Todos saben su nombre, pero ¿conocen su pasado?
—dijo el Gordo a toda prisa.
—¿Cómo sabríamos eso?
¿Lo sabes tú?
—preguntó Shi Zhikang.
—¡Por supuesto!
¡Mira con quién estás hablando!
—alardeó el Gordo triunfante.
—Huangfu no solo es bonita, sino también de una familia importante.
—Gordo, ¡dilo todo ya de una vez!
—exclamó el Flaco.
El Gordo se aclaró la garganta y dijo en un tono misterioso: —¿Han oído hablar del Salón Marcial de Ares?
—¡Por supuesto!
¿Quién no ha oído hablar de una de las mejores salas marciales de la Alianza?
Tienen sucursales en toda la Alianza —contestó Shi Zhikang frunciendo los labios.
—¡Sí, eso mismo!
Así que también habrán oído que el presidente del salón es Huangfu Xiongcheng, ¿verdad?
Ese es el abuelo de Huangfu Pingqing —dijo el Gordo.
—¡Rayos!
¿De verdad?
Los otros chicos se quedaron con los ojos como platos.
—Absolutamente.
Mi padre trabaja en el Salón Marcial de Ares.
Su presidente solía llevar a Huangfu Pingqing a los aniversarios —respondió el Gordo.
—Eso es impresionante.
Quien ganase su corazón también ganaría una fortuna.
Cualquier fortuna que pueda tener Huangfu Xiongcheng seria suficiente para que viviéramos una gran vida —suspiró el Flaco.
—Oye, ¿cómo podría ser tan fácil?
Una chica así nunca nos haría caso —comentó el Gordo echándose a reír.
—Desafortunadamente, Sen ya tiene una novia.
De lo contrario, Huangfu probablemente lo mantendría como un amante, solo porque su piel es suave —chilló Shi con alegría.
—Eso me gustaría mucho, pero no estoy segura de si Han lo haría.
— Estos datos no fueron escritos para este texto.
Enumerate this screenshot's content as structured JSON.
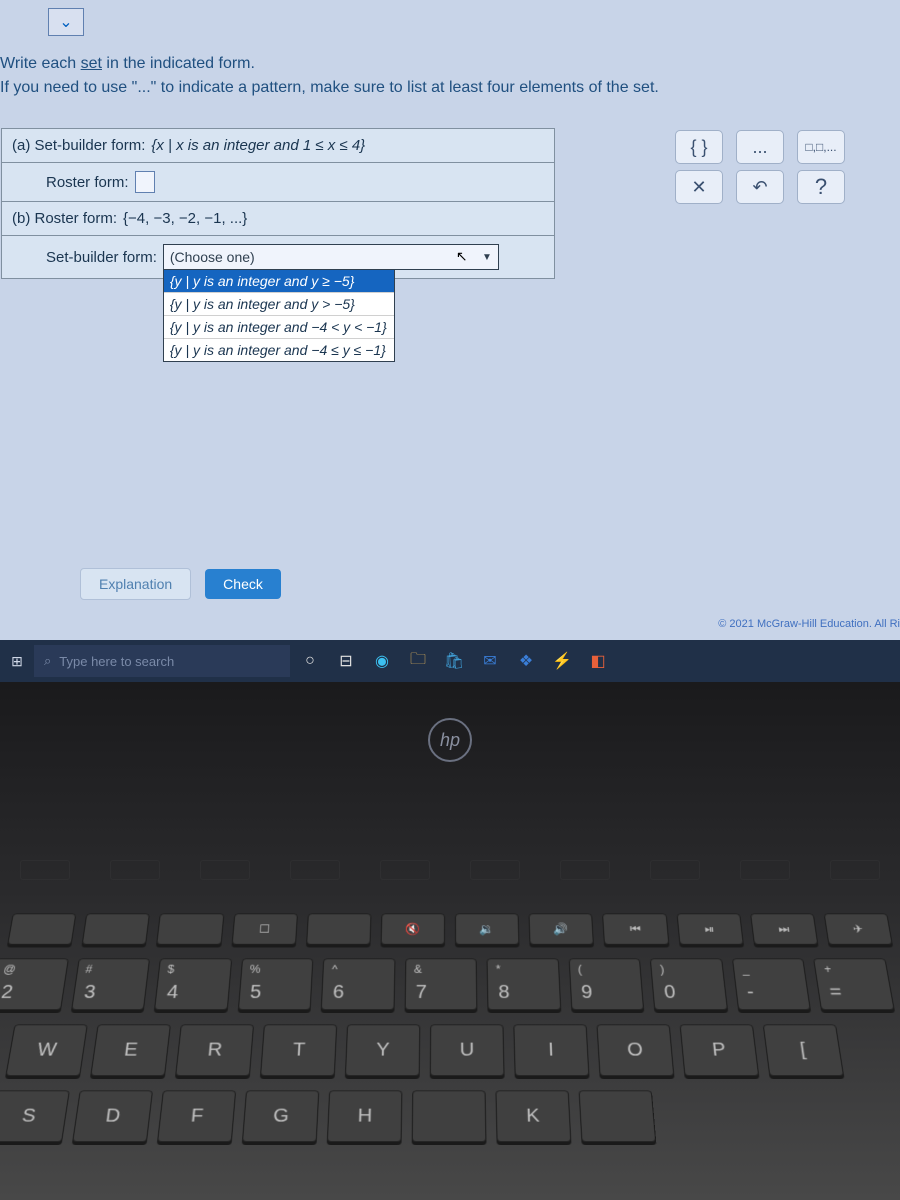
{
  "instructions": {
    "line1_pre": "Write each ",
    "line1_underline": "set",
    "line1_post": " in the indicated form.",
    "line2": "If you need to use \"...\" to indicate a pattern, make sure to list at least four elements of the set."
  },
  "parts": {
    "a_label": "(a)  Set-builder form:",
    "a_value": "{x | x is an integer and 1 ≤ x ≤ 4}",
    "a_roster_label": "Roster form:",
    "b_label": "(b)  Roster form:",
    "b_value": "{−4, −3, −2, −1, ...}",
    "b_sb_label": "Set-builder form:"
  },
  "dropdown": {
    "selected": "(Choose one)",
    "options": [
      "{y | y is an integer and y ≥ −5}",
      "{y | y is an integer and y > −5}",
      "{y | y is an integer and −4 < y < −1}",
      "{y | y is an integer and −4 ≤ y ≤ −1}"
    ]
  },
  "tools": {
    "set_braces": "{ }",
    "ellipsis": "...",
    "pair": "□,□,...",
    "clear": "✕",
    "reset": "↶",
    "help": "?"
  },
  "buttons": {
    "explanation": "Explanation",
    "check": "Check"
  },
  "copyright": "© 2021 McGraw-Hill Education. All Ri",
  "taskbar": {
    "search_placeholder": "Type here to search"
  },
  "hp": "hp",
  "keys": {
    "fn_row": [
      "",
      "",
      "",
      "☐",
      "",
      "🔇",
      "🔉",
      "🔊",
      "⏮",
      "⏯",
      "⏭",
      "✈"
    ],
    "num_row": [
      {
        "top": "@",
        "main": "2"
      },
      {
        "top": "#",
        "main": "3"
      },
      {
        "top": "$",
        "main": "4"
      },
      {
        "top": "%",
        "main": "5"
      },
      {
        "top": "^",
        "main": "6"
      },
      {
        "top": "&",
        "main": "7"
      },
      {
        "top": "*",
        "main": "8"
      },
      {
        "top": "(",
        "main": "9"
      },
      {
        "top": ")",
        "main": "0"
      },
      {
        "top": "_",
        "main": "-"
      },
      {
        "top": "+",
        "main": "="
      }
    ],
    "letter_row1": [
      "W",
      "E",
      "R",
      "T",
      "Y",
      "U",
      "I",
      "O",
      "P",
      "["
    ],
    "letter_row2": [
      "S",
      "D",
      "F",
      "G",
      "H",
      "",
      "K",
      ""
    ]
  }
}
De pronto sonó una voz muy femenina.
Los chicos dieron un salto.
Levantaron la vista rápidamente y vieron a una dama con curvas y largas piernas entrar al almacén con una sonrisa.
—¡Huangfu Pingqing!
— exclamaron.
Los chicos quedaron con los ojo como platos y con una expresión de incredulidad.
Sorprendente, la dama de la que estaban hablando había aparecido de repente.
Huangfu caminó directamente hacia Han Sen, parpadeó y dijo con voz ronca —Hermano Han, ¿quiere que lo guarde yo?
Aceptaré cualquier precio que nombre.
El resto quedó boquiabierto y miraron a Han Sen.
—¡Ejem!
Señorita Huangfu, no bromee así.
Han Sen no creía en los coqueteos de esta mujer, ella solo lo quería en su empresa.
—No estaba bromeando.
Si lo desea, le daría cien millones por año —recordó Huangfu con una leve sonrisa.
—Debemos…mejor hablemos de esto en otra parte —sugirió Han Sen levantándose rápidamente.
Tenía miedo de que si se quedaba un poco más, los chicos lo asesinarían con sus miradas.
—Sen es definitivamente una bestia —exclamó Shi mientras veía a Han Sen y Huangfu marcharse juntos.